La evolución es un proceso extraordinario. Es difícil subestimar su papel en la creación de la diversidad de la vida en la Tierra. Pero el estudio de este proceso ha obligado a los científicos a concluir que la evolución no es un fenómeno exclusivamente biológico. De hecho, la biología es sólo un caso especial.





En cambio, la evolución es un proceso general que desempeña un papel en cualquier sistema en el que haya reproducción, variación, pruebas de aptitud e iteración durante muchas generaciones. El proceso de evolución puede reproducirse fácilmente in silico, dando lugar a vida artificial ya algoritmos evolutivos que pueden resolver una amplia variedad de problemas.

Los modelos informáticos también han capturado el comportamiento de la evolución y han permitido a los investigadores predecir su futuro, como la diversidad que crea. Estos modelos son poderosos microscopios para estudiar y comprender la evolución en el mundo real.

Pero mientras los investigadores han estudiado durante mucho tiempo el papel de la evolución en biología y los informáticos han estudiado durante mucho tiempo la evolución in silico, los científicos sociales y los antropólogos aún tienen que entender el papel de la evolución en el desarrollo tecnológico. Esta es la forma en que los objetos culturales evolucionan con el tiempo, cosas como herramientas de piedra, armas de metal y objetos más modernos como cámaras, computadoras, televisores, etc.



El problema es que nadie se pone de acuerdo sobre cómo medir el cambio en estos sistemas en los que no existe una analogía obvia con las ideas familiares de la genética y la reproducción sexual. De hecho, varios intentos de describir la evolución tecnológica se han estancado en formas de describir la diversidad: ¿cómo se pueden categorizar objetivamente las diferencias entre una generación de televisores y la siguiente? Todo eso significa que hay poca comprensión de la forma en que evolucionan las tecnologías.

Hoy, eso parece que va a cambiar gracias al trabajo de Erik Gjesfjeld en la Universidad de California, Los Ángeles, y algunos amigos, quienes han encontrado una manera de analizar la evolución de los automóviles estadounidenses desde su invención en el siglo XIX hasta el presente. día. Su método proporciona una visión sin precedentes de las fuerzas que actúan en la evolución del automóvil. Y dicen que se puede aplicar fácilmente a otras tecnologías.

Su método soluciona muchos de los problemas estándar en la evaluación de la evolución tecnológica. Uno de los más difíciles es medir los cambios en la diversidad a lo largo del tiempo. Muchos investigadores piensan en la diversidad como una propiedad basada en la variedad de objetos u organismos, el equilibrio entre ellos y su disparidad.
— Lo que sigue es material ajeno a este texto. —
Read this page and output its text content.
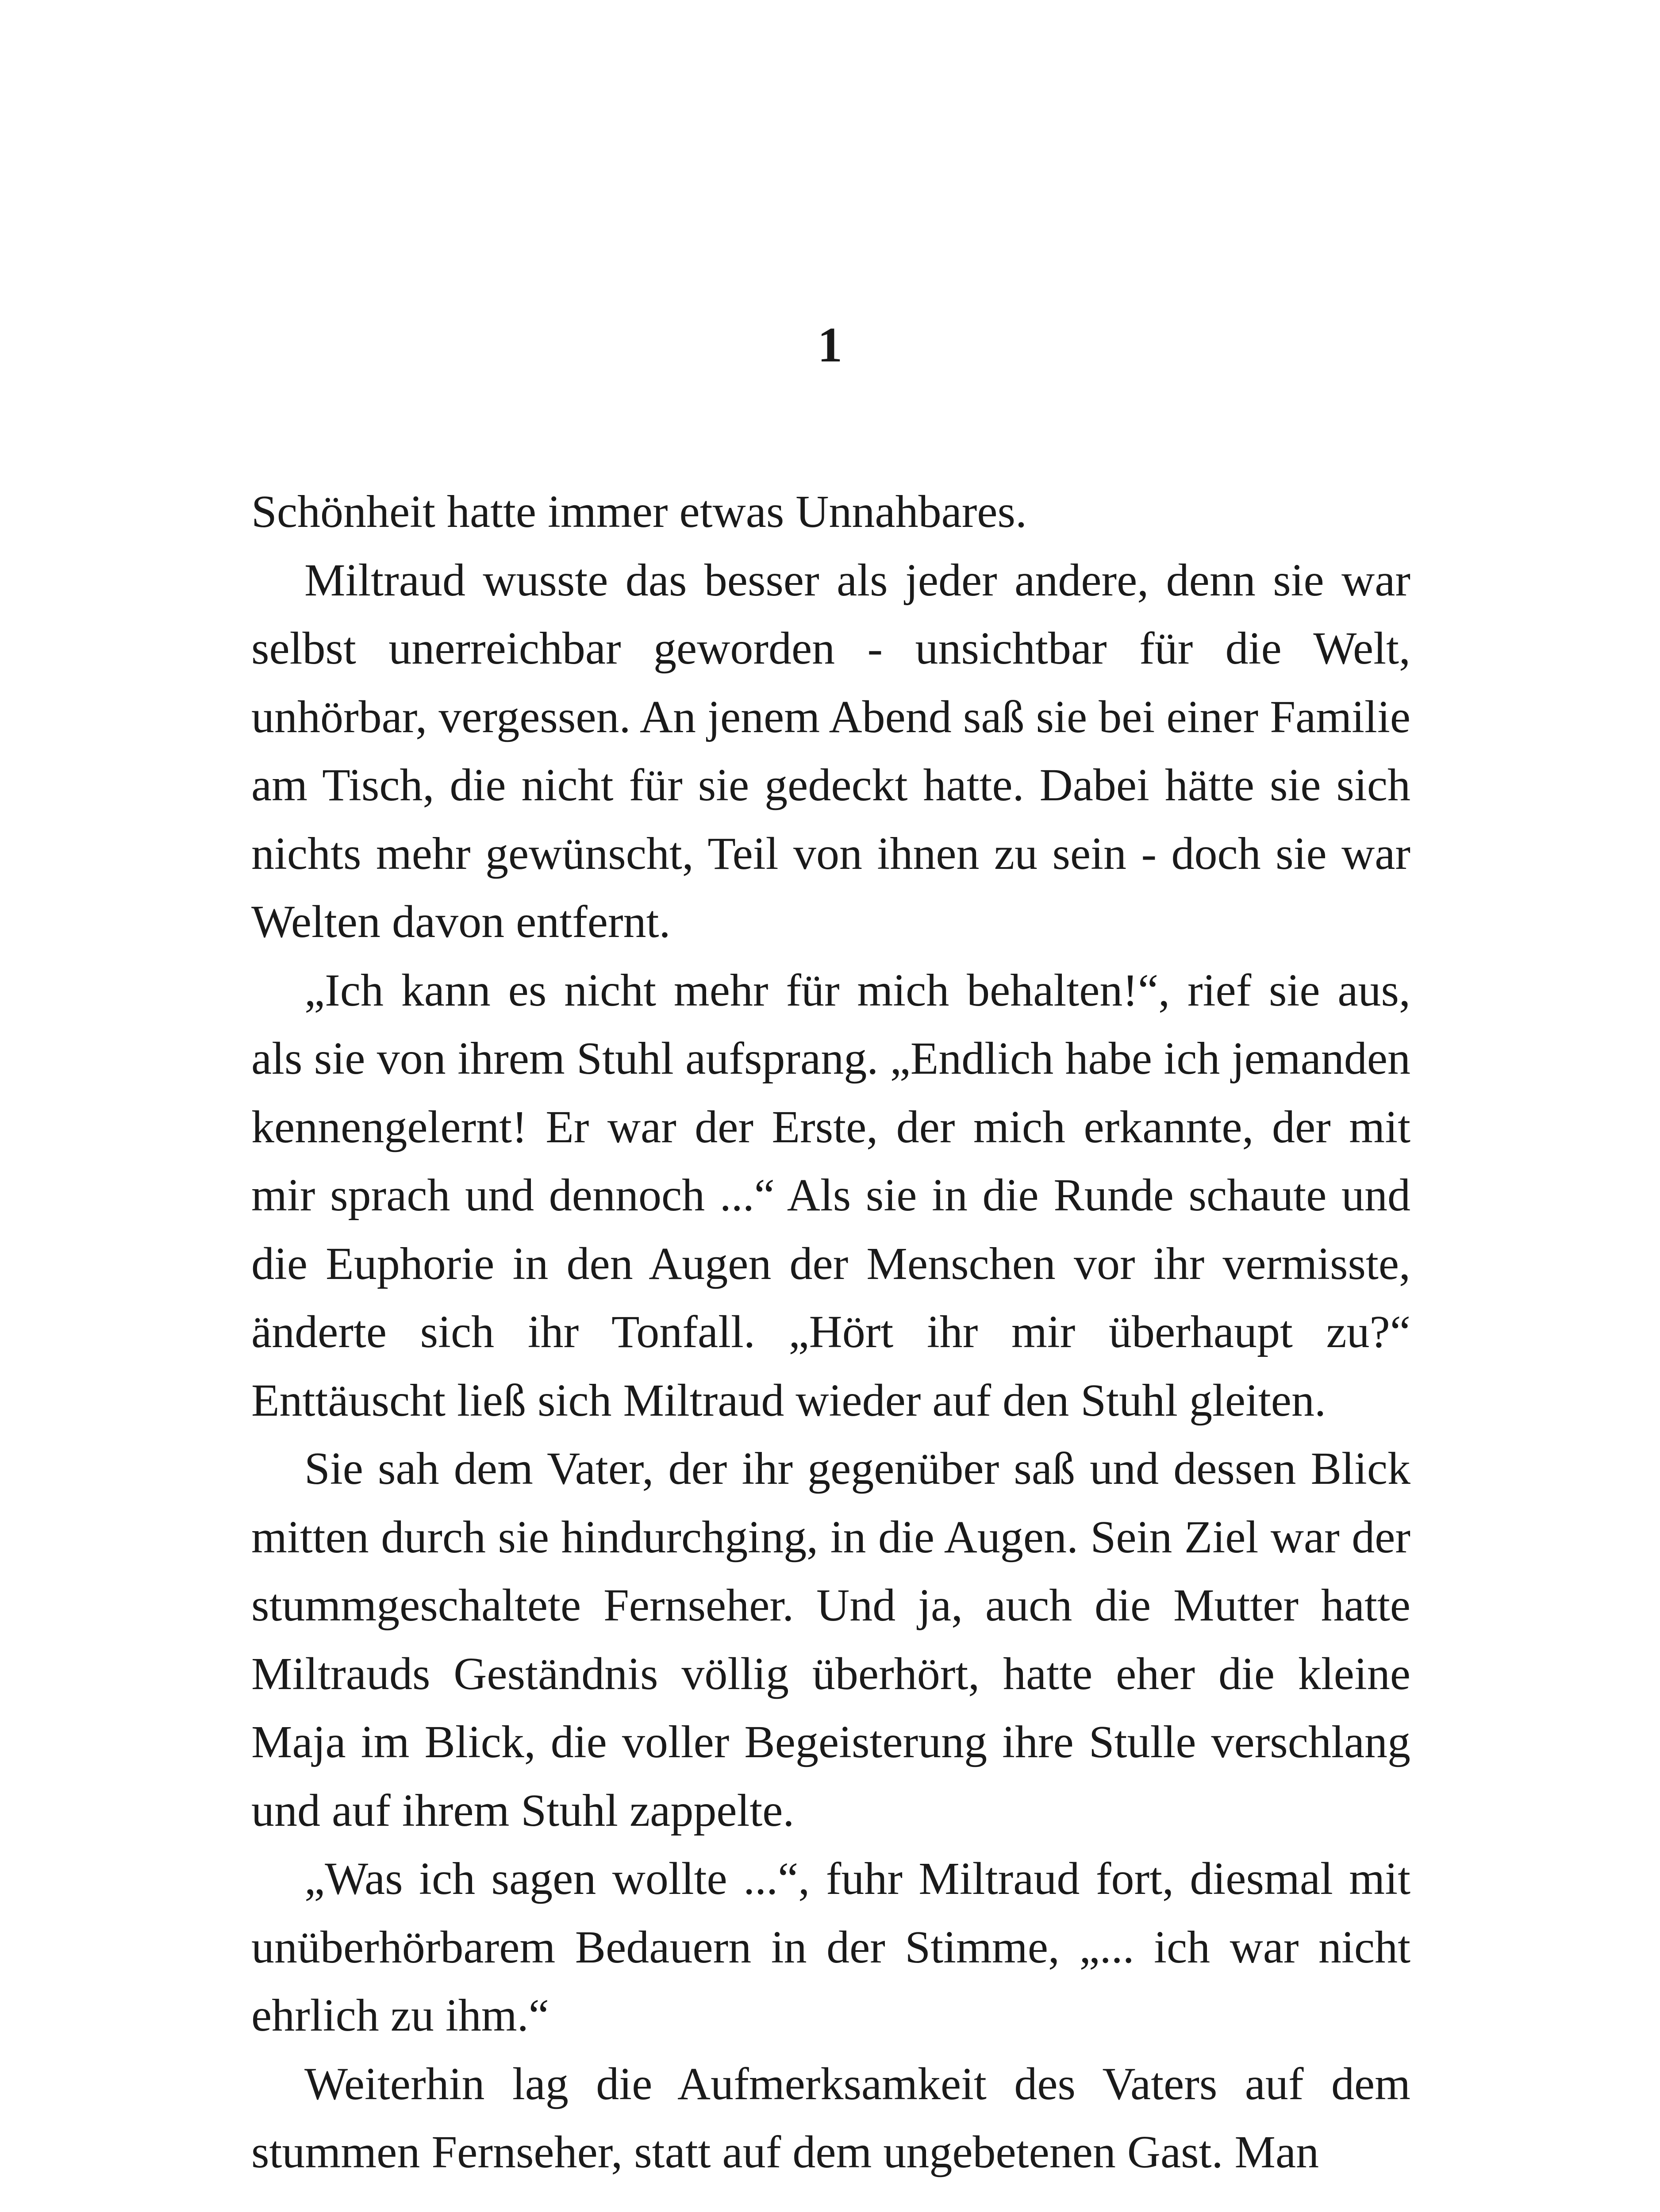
1

Schönheit hatte immer etwas Unnahbares.

Miltraud wusste das besser als jeder andere, denn sie war selbst unerreichbar geworden - unsichtbar für die Welt, unhörbar, vergessen. An jenem Abend saß sie bei einer Familie am Tisch, die nicht für sie gedeckt hatte. Dabei hätte sie sich nichts mehr gewünscht, Teil von ihnen zu sein - doch sie war Welten davon entfernt.

„Ich kann es nicht mehr für mich behalten!“, rief sie aus, als sie von ihrem Stuhl aufsprang. „Endlich habe ich jemanden kennengelernt! Er war der Erste, der mich erkannte, der mit mir sprach und dennoch ...“ Als sie in die Runde schaute und die Euphorie in den Augen der Menschen vor ihr vermisste, änderte sich ihr Tonfall. „Hört ihr mir überhaupt zu?“ Enttäuscht ließ sich Miltraud wieder auf den Stuhl gleiten.

Sie sah dem Vater, der ihr gegenüber saß und dessen Blick mitten durch sie hindurchging, in die Augen. Sein Ziel war der stummgeschaltete Fernseher. Und ja, auch die Mutter hatte Miltrauds Geständnis völlig überhört, hatte eher die kleine Maja im Blick, die voller Begeisterung ihre Stulle verschlang und auf ihrem Stuhl zappelte.

„Was ich sagen wollte ...“, fuhr Miltraud fort, diesmal mit unüberhörbarem Bedauern in der Stimme, „... ich war nicht ehrlich zu ihm.“

Weiterhin lag die Aufmerksamkeit des Vaters auf dem stummen Fernseher, statt auf dem ungebetenen Gast. Man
Pero medir estas propiedades en el mundo tecnológico es difícil. Comprender el equilibrio entre tecnologías, por ejemplo, requiere una comprensión detallada de la abundancia de productos tecnológicos a lo largo del tiempo. Y cualquier cálculo de disparidad requiere conocimiento de las características del producto y cómo se pueden distinguir las clases de productos.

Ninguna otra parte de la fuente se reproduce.